To not sound like a big bully who knows nothing about this person, I'll give her props where it's due, which isn't in a lot of places but regardless... one point I've agreed on her with is that the reasoning for her initial rework being that Mercy has to go and hide for her ultimate to have the best effect, which is the case with most characters so I don't get why Mercy especially was targeted. Also that "Resurrect doesn't fit in an FPS" is pretty funny considering that stealth, wallhack and aimbot doesn't fit in an FPS either. But she really has to let go of what mercy was almost 2 years ago at this point. Reworks happen and it's all Blizzards decision, a toxic hypocrite raid-leader won't make any difference unless she can calmly write a forum post with actual good critisism and leave it at that.
I hope she takes her internalized misogyny and poor game sense and improves, both as a player and as a person.

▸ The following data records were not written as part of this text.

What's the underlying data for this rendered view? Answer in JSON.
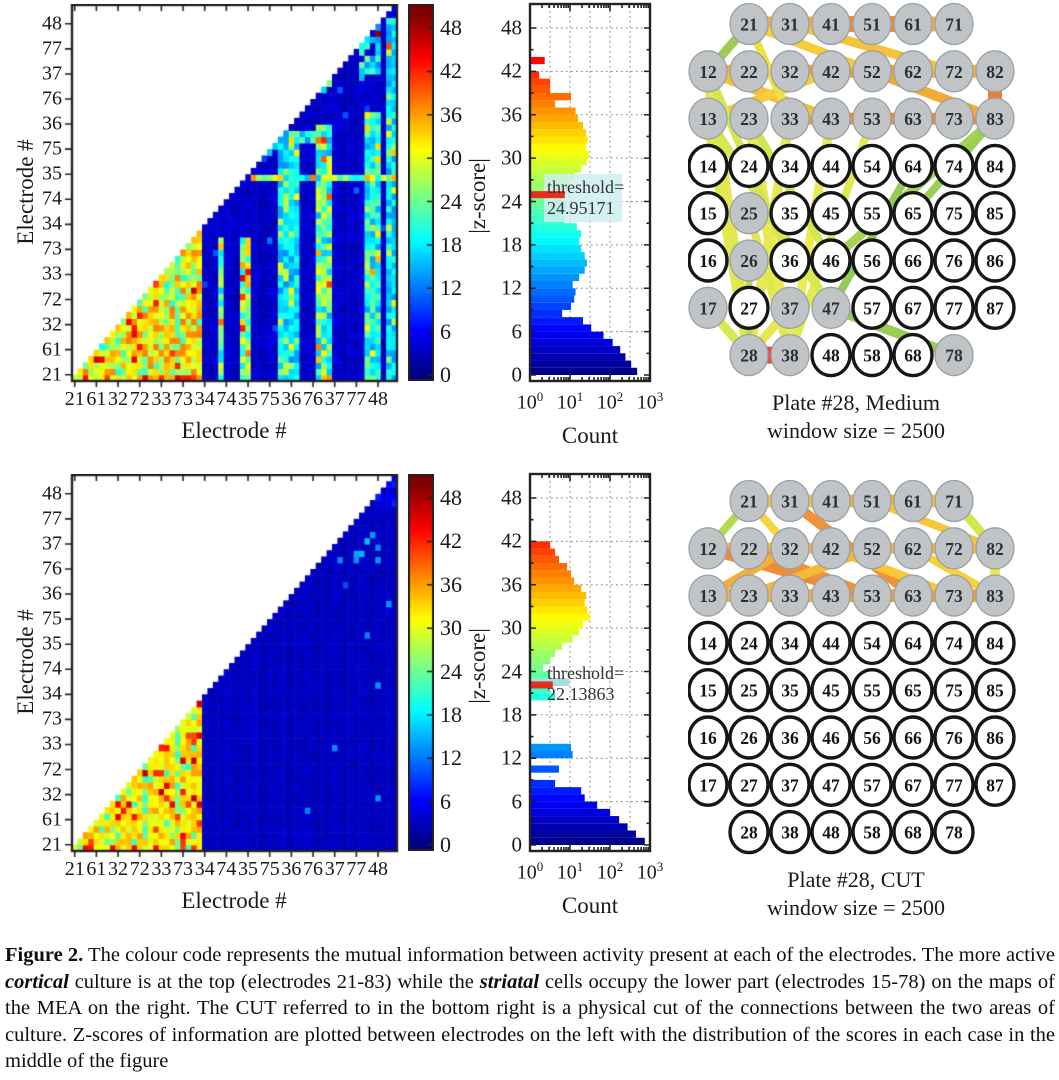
{
  "labels": {
    "electrode_axis": "Electrode #",
    "count_axis": "Count",
    "zscore_axis": "|z-score|"
  },
  "ticks": {
    "electrode": [
      "21",
      "61",
      "32",
      "72",
      "33",
      "73",
      "34",
      "74",
      "35",
      "75",
      "36",
      "76",
      "37",
      "77",
      "48"
    ],
    "colorbar": [
      48,
      42,
      36,
      30,
      24,
      18,
      12,
      6,
      0
    ],
    "hist_y": [
      48,
      42,
      36,
      30,
      24,
      18,
      12,
      6,
      0
    ],
    "hist_x": [
      {
        "b": "10",
        "e": "0"
      },
      {
        "b": "10",
        "e": "1"
      },
      {
        "b": "10",
        "e": "2"
      },
      {
        "b": "10",
        "e": "3"
      }
    ]
  },
  "rows": [
    {
      "name": "medium",
      "threshold_label": [
        "threshold=",
        "24.95171"
      ],
      "mea_caption": [
        "Plate #28, Medium",
        "window size = 2500"
      ]
    },
    {
      "name": "cut",
      "threshold_label": [
        "threshold=",
        "22.13863"
      ],
      "mea_caption": [
        "Plate #28, CUT",
        "window size = 2500"
      ]
    }
  ],
  "caption": {
    "segments": [
      {
        "t": "Figure 2.",
        "s": "b"
      },
      {
        "t": " The colour code represents the mutual information between activity present at each of the electrodes. The more active ",
        "s": "n"
      },
      {
        "t": "cortical",
        "s": "bi"
      },
      {
        "t": " culture is at the top (electrodes 21-83) while the ",
        "s": "n"
      },
      {
        "t": "striatal",
        "s": "bi"
      },
      {
        "t": " cells occupy the lower part (electrodes 15-78) on the maps of the MEA on the right.  The CUT referred to in the bottom right is a physical cut of the connections between the two areas of culture. Z-scores of information are plotted between electrodes on the left with the distribution of the scores in each case in the middle of the figure",
        "s": "n"
      }
    ]
  },
  "chart_data": [
    {
      "id": "zscore_histogram_medium",
      "type": "bar",
      "orientation": "horizontal",
      "xlabel": "Count",
      "ylabel": "|z-score|",
      "xscale": "log",
      "xlim": [
        1,
        1000
      ],
      "ylim": [
        0,
        50
      ],
      "bin_width": 1,
      "counts": [
        450,
        320,
        230,
        170,
        110,
        65,
        32,
        20,
        6,
        10,
        12,
        13,
        11,
        16,
        22,
        25,
        22,
        18,
        16,
        18,
        14,
        7,
        6,
        8,
        6,
        8,
        9,
        12,
        18,
        25,
        28,
        24,
        26,
        24,
        20,
        15,
        13,
        4,
        10,
        3,
        3,
        1.6,
        0,
        2.2,
        0
      ],
      "threshold": 24.95171,
      "threshold_bar_count": 7,
      "ann_box": true,
      "color_override": {}
    },
    {
      "id": "zscore_histogram_cut",
      "type": "bar",
      "orientation": "horizontal",
      "xlabel": "Count",
      "ylabel": "|z-score|",
      "xscale": "log",
      "xlim": [
        1,
        1000
      ],
      "ylim": [
        0,
        50
      ],
      "bin_width": 1,
      "counts": [
        700,
        420,
        260,
        160,
        95,
        45,
        22,
        18,
        4,
        0,
        5,
        0,
        11,
        10,
        0,
        0,
        0,
        0,
        0,
        0,
        4,
        3,
        9,
        3,
        2,
        3,
        4,
        6,
        11,
        16,
        20,
        30,
        26,
        22,
        24,
        18,
        12,
        10,
        8,
        5,
        4,
        3,
        0,
        0,
        0
      ],
      "threshold": 22.13863,
      "threshold_bar_count": 3.5,
      "ann_box": false,
      "color_override": {
        "22": "#a6dce2"
      }
    },
    {
      "id": "mi_heatmap_medium",
      "type": "heatmap",
      "xlabel": "Electrode #",
      "ylabel": "Electrode #",
      "n": 60,
      "triangle": "lower",
      "z_range": [
        0,
        50
      ],
      "tick_labels": [
        "21",
        "61",
        "32",
        "72",
        "33",
        "73",
        "34",
        "74",
        "35",
        "75",
        "36",
        "76",
        "37",
        "77",
        "48"
      ],
      "pattern": {
        "block": 24,
        "block_z": [
          26,
          38
        ],
        "hot_p": 0.07,
        "hot_z": [
          41,
          48
        ],
        "cool_p": 0.12,
        "cool_z": [
          20,
          26
        ],
        "cool_cols": [
          13,
          19
        ],
        "hot_row0": true,
        "base_z": [
          2,
          4.2
        ],
        "v_stripes": [
          {
            "c0": 27,
            "c1": 27,
            "r_max": 22,
            "z": [
              16,
              30
            ]
          },
          {
            "c0": 31,
            "c1": 32,
            "r_max": 22,
            "z": [
              18,
              34
            ]
          },
          {
            "c0": 38,
            "c1": 41,
            "r_max": 39,
            "z": [
              13,
              21
            ]
          },
          {
            "c0": 45,
            "c1": 47,
            "r_max": 40,
            "z": [
              14,
              30
            ]
          },
          {
            "c0": 54,
            "c1": 56,
            "r_max": 42,
            "z": [
              14,
              25
            ]
          },
          {
            "c0": 58,
            "c1": 59,
            "r_max": 57,
            "z": [
              13,
              21
            ]
          }
        ],
        "h_stripes": [
          {
            "r0": 32,
            "r1": 32,
            "c0": 33,
            "c1": 59,
            "z": [
              15,
              32
            ]
          },
          {
            "r0": 38,
            "r1": 39,
            "c0": 33,
            "c1": 47,
            "z": [
              13,
              25
            ]
          }
        ],
        "blobs": [
          {
            "c0": 33,
            "c1": 37,
            "r0": 36,
            "r1": 40,
            "z": [
              13,
              20
            ],
            "p": 0.85
          },
          {
            "c0": 44,
            "c1": 47,
            "r0": 45,
            "r1": 53,
            "z": [
              15,
              34
            ],
            "p": 0.7
          },
          {
            "c0": 53,
            "c1": 56,
            "r0": 48,
            "r1": 56,
            "z": [
              13,
              25
            ],
            "p": 0.7
          }
        ],
        "hot_cells": [
          [
            56,
            55,
            49
          ],
          [
            58,
            53,
            40
          ],
          [
            45,
            38,
            38
          ],
          [
            46,
            38,
            42
          ],
          [
            59,
            36,
            34
          ],
          [
            35,
            37,
            33
          ]
        ]
      }
    },
    {
      "id": "mi_heatmap_cut",
      "type": "heatmap",
      "xlabel": "Electrode #",
      "ylabel": "Electrode #",
      "n": 60,
      "triangle": "lower",
      "z_range": [
        0,
        50
      ],
      "tick_labels": [
        "21",
        "61",
        "32",
        "72",
        "33",
        "73",
        "34",
        "74",
        "35",
        "75",
        "36",
        "76",
        "37",
        "77",
        "48"
      ],
      "pattern": {
        "block": 24,
        "block_z": [
          29,
          36
        ],
        "hot_p": 0.12,
        "hot_z": [
          40,
          47
        ],
        "cool_p": 0.07,
        "cool_z": [
          21,
          26
        ],
        "cool_cols": [
          13,
          19
        ],
        "hot_row0": true,
        "base_z": [
          2,
          3.4
        ],
        "v_stripes": [],
        "h_stripes": [],
        "blobs": [
          {
            "c0": 52,
            "c1": 56,
            "r0": 46,
            "r1": 49,
            "z": [
              12,
              17
            ],
            "p": 0.35
          },
          {
            "c0": 56,
            "c1": 59,
            "r0": 55,
            "r1": 59,
            "z": [
              4,
              8
            ],
            "p": 0.8
          }
        ],
        "hot_cells": [
          [
            49,
            46,
            13
          ],
          [
            55,
            50,
            14
          ]
        ]
      }
    },
    {
      "id": "mea_map_medium",
      "type": "diagram",
      "title": "Plate #28, Medium",
      "window_size": 2500,
      "node_rows": [
        [
          "21",
          "31",
          "41",
          "51",
          "61",
          "71"
        ],
        [
          "12",
          "22",
          "32",
          "42",
          "52",
          "62",
          "72",
          "82"
        ],
        [
          "13",
          "23",
          "33",
          "43",
          "53",
          "63",
          "73",
          "83"
        ],
        [
          "14",
          "24",
          "34",
          "44",
          "54",
          "64",
          "74",
          "84"
        ],
        [
          "15",
          "25",
          "35",
          "45",
          "55",
          "65",
          "75",
          "85"
        ],
        [
          "16",
          "26",
          "36",
          "46",
          "56",
          "66",
          "76",
          "86"
        ],
        [
          "17",
          "27",
          "37",
          "47",
          "57",
          "67",
          "77",
          "87"
        ],
        [
          "28",
          "38",
          "48",
          "58",
          "68",
          "78"
        ]
      ],
      "gray_nodes": [
        "21",
        "31",
        "41",
        "51",
        "61",
        "71",
        "12",
        "22",
        "32",
        "42",
        "52",
        "62",
        "72",
        "82",
        "13",
        "23",
        "33",
        "43",
        "53",
        "63",
        "73",
        "83",
        "25",
        "26",
        "17",
        "37",
        "47",
        "28",
        "38",
        "78"
      ],
      "edges": [
        [
          "21",
          "71",
          "#f6a31f",
          15
        ],
        [
          "41",
          "61",
          "#ee7d1a",
          16
        ],
        [
          "12",
          "82",
          "#f6a31f",
          13
        ],
        [
          "22",
          "62",
          "#ef8c1b",
          12
        ],
        [
          "82",
          "83",
          "#ec6a19",
          14
        ],
        [
          "33",
          "83",
          "#f08a1b",
          12
        ],
        [
          "43",
          "83",
          "#ee7a1a",
          11
        ],
        [
          "12",
          "43",
          "#f4b81e",
          10
        ],
        [
          "52",
          "83",
          "#f2a01d",
          10
        ],
        [
          "21",
          "52",
          "#f5c51f",
          9
        ],
        [
          "31",
          "72",
          "#f4bb1e",
          9
        ],
        [
          "42",
          "13",
          "#f2c71f",
          9
        ],
        [
          "21",
          "33",
          "#eedc20",
          8
        ],
        [
          "12",
          "28",
          "#e5e43a",
          12
        ],
        [
          "13",
          "28",
          "#dde63a",
          11
        ],
        [
          "23",
          "38",
          "#e9e73c",
          12
        ],
        [
          "33",
          "28",
          "#e2e63b",
          10
        ],
        [
          "43",
          "38",
          "#e9e73c",
          9
        ],
        [
          "53",
          "38",
          "#dee63a",
          8
        ],
        [
          "13",
          "47",
          "#d4e439",
          9
        ],
        [
          "23",
          "46",
          "#cce338",
          8
        ],
        [
          "37",
          "28",
          "#e5e43a",
          9
        ],
        [
          "25",
          "38",
          "#dce539",
          8
        ],
        [
          "17",
          "28",
          "#d8e539",
          9
        ],
        [
          "12",
          "36",
          "#cfe338",
          8
        ],
        [
          "21",
          "12",
          "#8fc83f",
          9
        ],
        [
          "83",
          "46",
          "#9bcd3d",
          9
        ],
        [
          "83",
          "65",
          "#8fc83f",
          8
        ],
        [
          "64",
          "47",
          "#85c440",
          8
        ],
        [
          "47",
          "78",
          "#8cc63f",
          10
        ],
        [
          "26",
          "28",
          "#b2d83b",
          7
        ],
        [
          "28",
          "38",
          "#e8341d",
          17
        ]
      ]
    },
    {
      "id": "mea_map_cut",
      "type": "diagram",
      "title": "Plate #28, CUT",
      "window_size": 2500,
      "node_rows": [
        [
          "21",
          "31",
          "41",
          "51",
          "61",
          "71"
        ],
        [
          "12",
          "22",
          "32",
          "42",
          "52",
          "62",
          "72",
          "82"
        ],
        [
          "13",
          "23",
          "33",
          "43",
          "53",
          "63",
          "73",
          "83"
        ],
        [
          "14",
          "24",
          "34",
          "44",
          "54",
          "64",
          "74",
          "84"
        ],
        [
          "15",
          "25",
          "35",
          "45",
          "55",
          "65",
          "75",
          "85"
        ],
        [
          "16",
          "26",
          "36",
          "46",
          "56",
          "66",
          "76",
          "86"
        ],
        [
          "17",
          "27",
          "37",
          "47",
          "57",
          "67",
          "77",
          "87"
        ],
        [
          "28",
          "38",
          "48",
          "58",
          "68",
          "78"
        ]
      ],
      "gray_nodes": [
        "21",
        "31",
        "41",
        "51",
        "61",
        "71",
        "12",
        "22",
        "32",
        "42",
        "52",
        "62",
        "72",
        "82",
        "13",
        "23",
        "33",
        "43",
        "53",
        "63",
        "73",
        "83"
      ],
      "edges": [
        [
          "21",
          "71",
          "#f5c01e",
          13
        ],
        [
          "41",
          "61",
          "#f2a51d",
          12
        ],
        [
          "12",
          "82",
          "#f3b01d",
          11
        ],
        [
          "13",
          "83",
          "#f09a1c",
          13
        ],
        [
          "12",
          "53",
          "#ed7a1a",
          12
        ],
        [
          "22",
          "53",
          "#ee851b",
          10
        ],
        [
          "31",
          "63",
          "#ee851b",
          10
        ],
        [
          "32",
          "13",
          "#f0a51d",
          9
        ],
        [
          "42",
          "73",
          "#f4c01e",
          9
        ],
        [
          "52",
          "23",
          "#f2b01d",
          9
        ],
        [
          "62",
          "83",
          "#f4cb1f",
          8
        ],
        [
          "51",
          "82",
          "#f4c01e",
          8
        ],
        [
          "21",
          "12",
          "#aad43c",
          8
        ],
        [
          "71",
          "82",
          "#cce338",
          9
        ],
        [
          "82",
          "83",
          "#e9e73c",
          10
        ],
        [
          "13",
          "43",
          "#f3b01d",
          10
        ],
        [
          "53",
          "83",
          "#ef921c",
          10
        ],
        [
          "21",
          "32",
          "#f4d020",
          8
        ]
      ]
    }
  ]
}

I have been lurking in this thread since October 2017. I've fully made up my mind on her, and my opinion of her terrible actions will stand even after her incredibly unfortunate passing, because even if I now feel sad for her she never owned up to what she's intentionally done. I was never into her art before her passing, though I've been scrolling through her account every couple of weeks for outfit inspiration. The "sad sells" type of art is just not very deep or interesting. "haha suicidal and self harming but still cute" gets old pretty fast and minimizes the real problem of suicide-inducing(???) mental illness. Either way, it pains me that she didn't get proper help, because as cruel as she's been to her followers she didn't deserve this end. No one does. To completely ignore your body's extremely strong instict to stay alive and take your life, the pain must've been unbearable in that last moment. She could've grown into a more mature, honest person and owned up to her mistakes had her brain not been this damaged.

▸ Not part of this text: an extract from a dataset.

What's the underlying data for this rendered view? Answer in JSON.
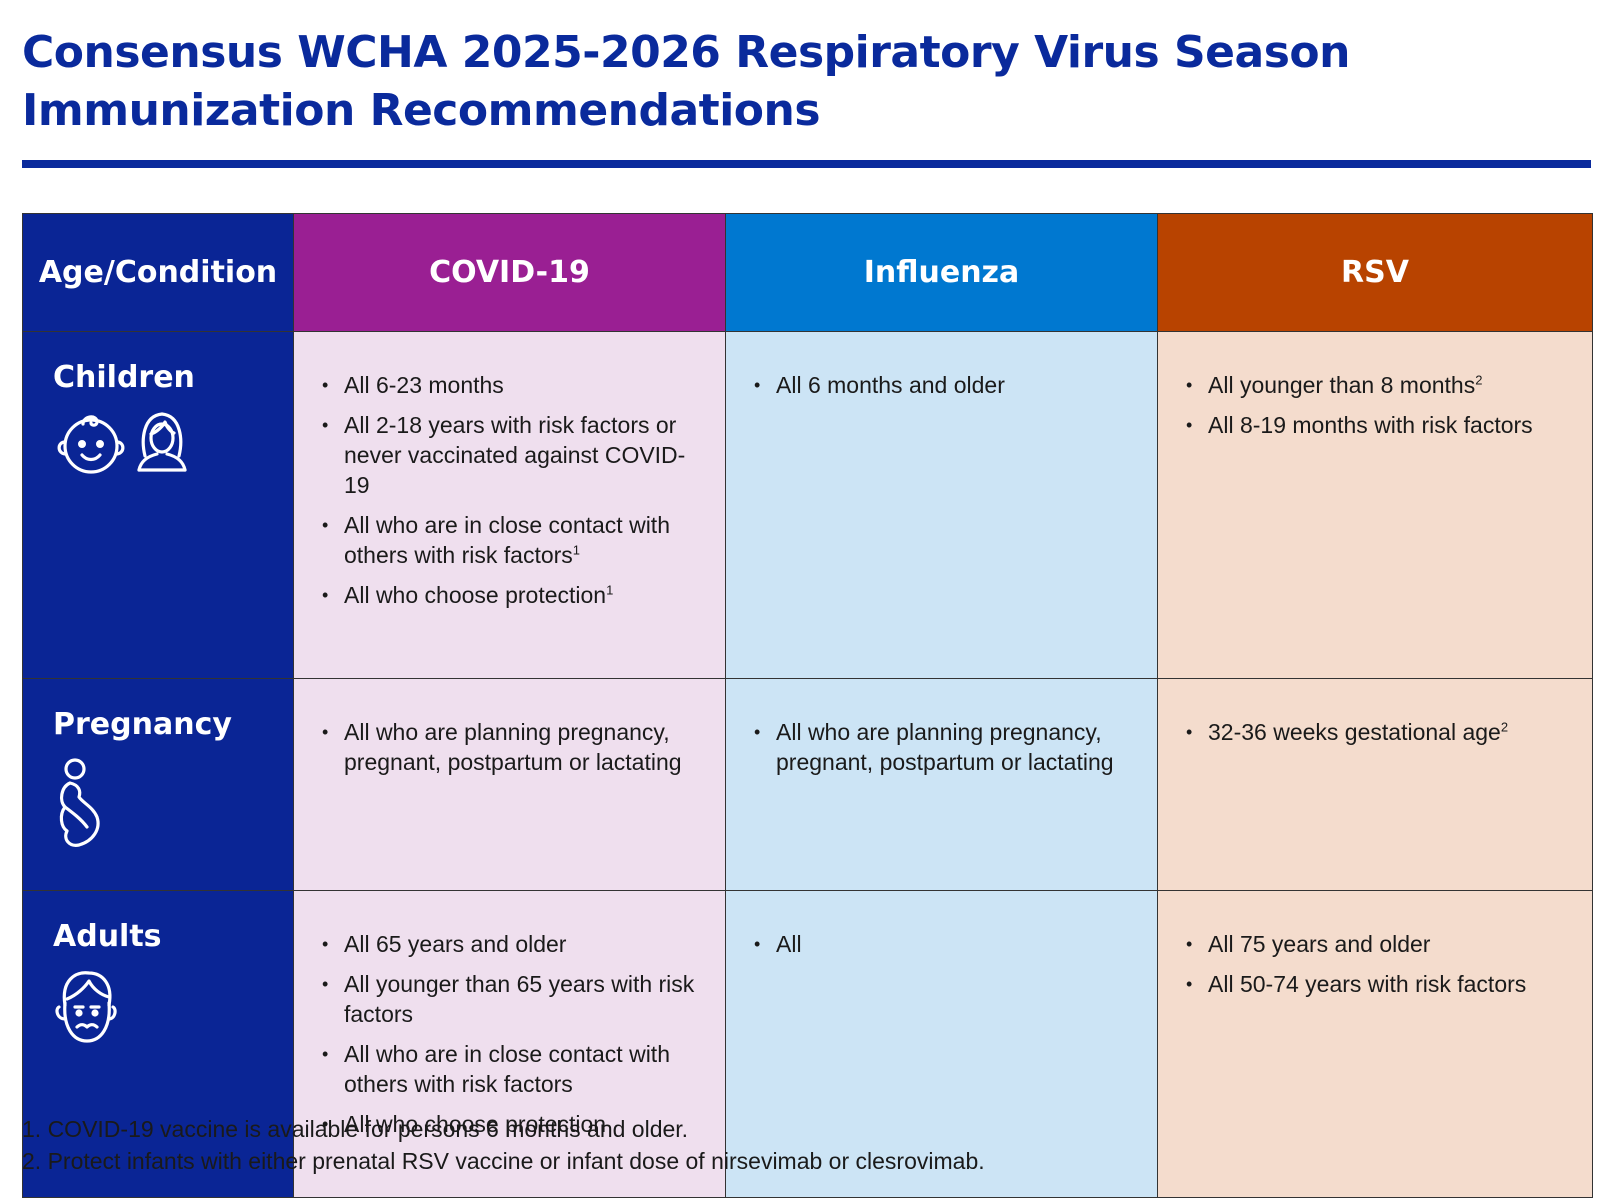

As a schizo-something person (I chose not to reveal my full diagnosis as it is pretty personal, but basically I've been feeling pretty much the same types of ways as Nhi has), life is just stupidly complicated, and even in a 1st world country there is apparently not proper treatment for us (at least in my experience, I don't talk to anyone so I don't know about other people's experiences). That being said, I kind of knew this was coming eventually. I didn't know when, I thought she'd maybe stop doing art for longer before she decided to do it, because as an artist myself it's been kind of my lifeline. A lot of schizophrenia-like disordered people are into art or expressing themselves in other creative means, but it's still surprising that she posted only 2 weeks before ending it once and for all. That (and her planned Russia trip) kind of tells me that this was somewhat impulsive. That the pain pretty suddenly got unbearable. These severe emotional dips happen a lot, but I haven't been able to do "it" yet. I truly feel for her and I wish there was something that could've been done in time. I hope that despite how her life ended, she's at peace now somehow. I hope she sleeps well.
I hope this made any type of sense, I'm kind of too tired for this but I had to get it off my chest as soon as possible.